One question: what on earth possessed the Labor Party to elect this man as their leader in the first place?
James: I suspect because of the problem, common in the managerial castes, of isolating themselves within small, manageable groups (“elites”) of like-minded individuals, then discovering that they have no way of making contact out-group. Then there is panic, the search for a “leader” that represents “them” and the mistaking of manic activity and aggression for wisdom. In Oz, that process got us Lathham, Krudd, Turnbull & Toady. I exclude Gillard, who demonstrated that she could identify and work with Windsor & Oakeshott very effectively. X chromosomes help.

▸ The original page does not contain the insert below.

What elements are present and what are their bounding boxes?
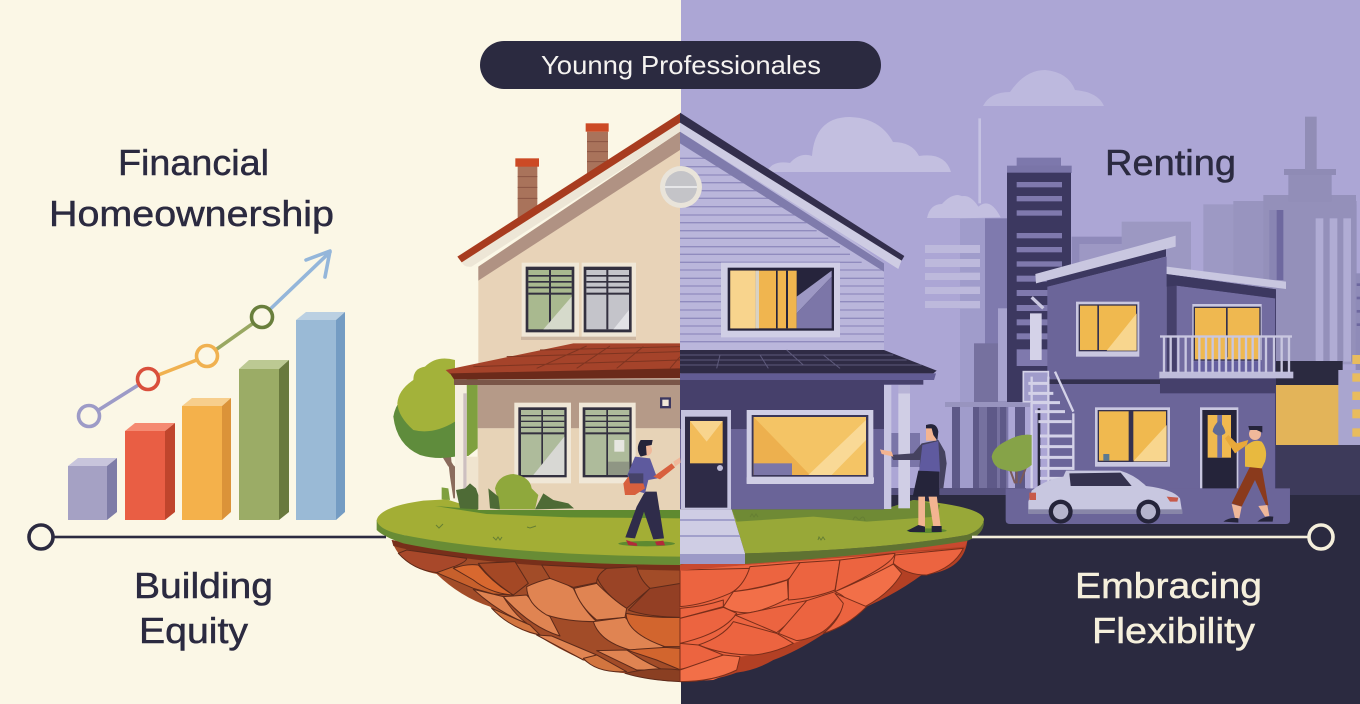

‘ The Christmas turkey is never made fully aware of its role, and neither is Latham.’
A great summation.
In Latham’s defence, at least he exhibited no brown-nosing behaviour to the USA, unlike all party leaders & PMs on either side ever since. None of the others have thought it through, at least Latham scores ten out of ten in that policy.
A multi-faceted take-down – of Latham, the ALP, modern society, everything.
Thanks, Guy. And your description of the difficulty of modern life is touching and helpful.
Modern Labor party don’t like good leaders; they make their jealous timeserving underperforming rabble look like a jealous timeserving underperforming rabble – and then when they fail, they can blame the leader?